Subhas looked as though each one of Ruban’s words was a blade piercing his body. He was still shaking his head, flinching at every word that left his nephew’s mouth. A small, distant part of Ruban, a kinder part, thought that it would perhaps be a mercy to kill him. A larger part of him revelled in his suffering, in the pain etched clearly on his broken face.
In his fury, he had almost forgotten about Tauheen, who still stood, unruffled, beside his uncle. When she spoke, her voice jerked him out of his frenzy like cold water splashed on his face, raw and disorienting.
“He’s lying, love,” she murmured, a hypnotic quality to her dulcet tones that made Ruban’s blood boil. “He’s lying, trying to turn you against me. They’re Safaa’s agents, all of them. He has betrayed you. Betrayed humanity. We have to kill him.”
For a moment, Ruban thought his uncle looked conflicted, torn. Like a rag doll pulled in too many directions at once – battered and helpless. Trembling, he turned pleading eyes on the Aeriel.
“We have to kill him, my darling,” she said, touching a gentle hand to his cheek.
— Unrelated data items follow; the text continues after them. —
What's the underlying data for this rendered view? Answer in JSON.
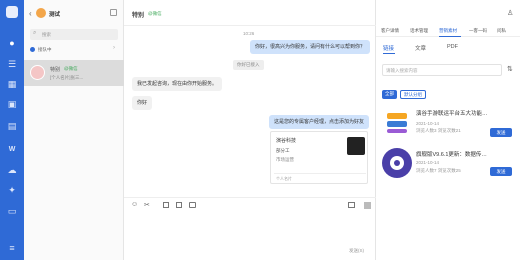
{
  "sidebar": {
    "icons": [
      "chat-icon",
      "contacts-icon",
      "calendar-icon",
      "grid-icon",
      "document-icon",
      "word-icon",
      "cloud-icon",
      "settings-icon",
      "bag-icon",
      "menu-icon"
    ]
  },
  "conv": {
    "title": "测试",
    "search_placeholder": "搜索",
    "filter_label": "接队中",
    "item": {
      "name": "特别",
      "tag": "@微信",
      "preview": "[个人名片]张三..."
    }
  },
  "chat": {
    "title": "特别",
    "title_tag": "@微信",
    "timestamp": "10:26",
    "messages": {
      "m1": "你好，很高兴为你服务，请问有什么可以帮到你？",
      "sys1": "你好已接入",
      "m2": "我已发起咨询，现在由你开始服务。",
      "m3": "你好",
      "m4": "这是您的专属客户经理，点击添加为好友"
    },
    "card": {
      "title": "演谷科技",
      "name": "部分工",
      "role": "市场运营",
      "footer": "个人名片"
    },
    "send_hint": "发送(S)"
  },
  "right": {
    "tabs": [
      "客户详情",
      "话术管理",
      "营销素材",
      "一客一码",
      "问私"
    ],
    "subtabs": [
      "链接",
      "文章",
      "PDF"
    ],
    "search_placeholder": "请输入搜索内容",
    "tags": [
      "全部",
      "默认分组"
    ],
    "items": [
      {
        "title": "演谷手游联运平台五大功能…",
        "date": "2021-10-14",
        "stats": "浏览人数3  浏览次数21",
        "send": "发送"
      },
      {
        "title": "旗舰版V9.6.1更新：数据传…",
        "date": "2021-10-14",
        "stats": "浏览人数7  浏览次数25",
        "send": "发送"
      }
    ]
  },
  "colors": {
    "rail": "#2f6ad6",
    "accent": "#2f6ad6",
    "bubble_right": "#cfe2fb"
  }
}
Subhas snarled, “You keep your hands off him, you lying bitch!” He lunged at Tauheen, unarmed, a madman rushing to his own death. “You keep your hands off my family. I will kill you myself before you so much as lay a finger on him.”
And for a moment, despite everything, Ruban thought that he really would. Subhas’s fingers closed around Tauheen’s delicate, exposed throat and for a split second Ruban was sure – against all logic – that she would die. That he would kill her.
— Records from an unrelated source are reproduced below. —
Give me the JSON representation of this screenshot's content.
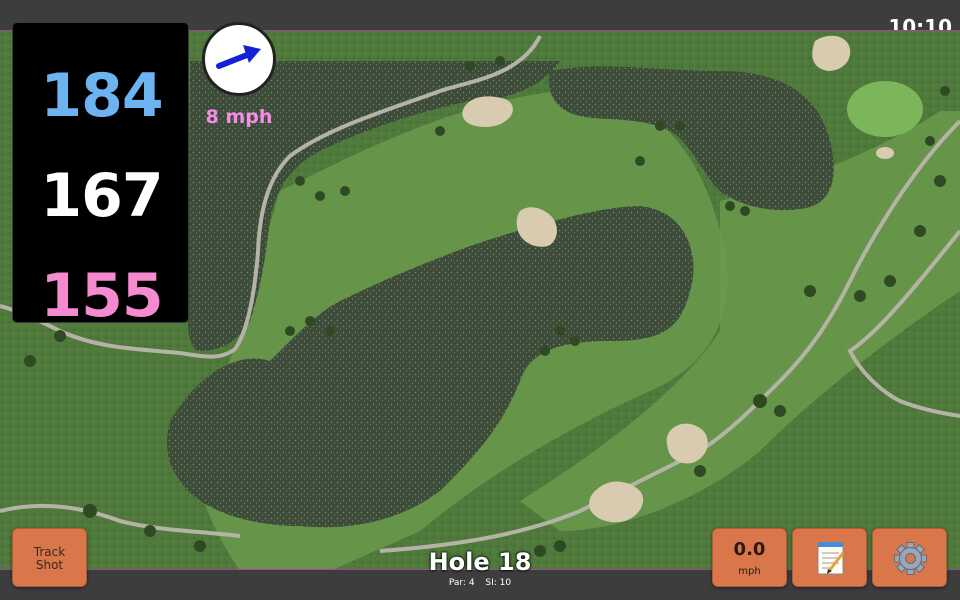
{
  "status": {
    "clock": "10:10"
  },
  "distances": {
    "back": "184",
    "middle": "167",
    "front": "155"
  },
  "wind": {
    "speed_label": "8 mph",
    "direction_icon": "arrow-right-icon"
  },
  "buttons": {
    "track_shot_label": "Track\nShot",
    "speed_value": "0.0",
    "speed_unit": "mph",
    "notes_icon": "notepad-icon",
    "settings_icon": "gear-icon"
  },
  "hole": {
    "title": "Hole 18",
    "par": "Par: 4",
    "si": "SI: 10"
  },
  "colors": {
    "back": "#6db3f2",
    "middle": "#ffffff",
    "front": "#f58ad0",
    "wind_label": "#f48de8",
    "button": "#d9764a",
    "water": "#3d4e3a",
    "fairway": "#6f9b52",
    "rough": "#4f7a3c"
  }
}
And then Tauheen raised one delicate, slender hand and flicked her wrist like she was swatting a fly. Subhas’s eyes widened, going almost comically round, before he went flying across the room like a broken doll thrown away by a bored child.
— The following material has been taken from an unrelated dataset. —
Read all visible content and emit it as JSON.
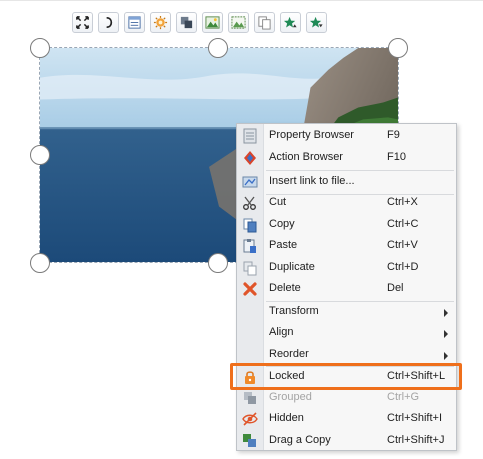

His body crashed against the opposite wall – more than twenty paces away – and he crumpled limply to the floor, unmoving.
As Tauheen turned her unnerving eyes on them, Ruban noticed her hands: they were aglow, long fingers enveloped in an incandescent light.
He had barely had time to shout out a warning before a shell crashed into the spot where they had been standing seconds ago. If they had leapt out of the way a moment later, they would have been a black, incinerated splotch on the white marble floor.
Instinctively, Ruban reached for his sifblade, the familiar weight in his hand an anchor in the storm. He let his body relax, the tension bleeding out of his shoulders as he dropped into a defensive stance, his movements fluid with years of practice. The Aeriel Queen’s radiant eyes followed his every move even as she recovered from the last attack. She must have already been drained for such an inconsequential effort to tire her.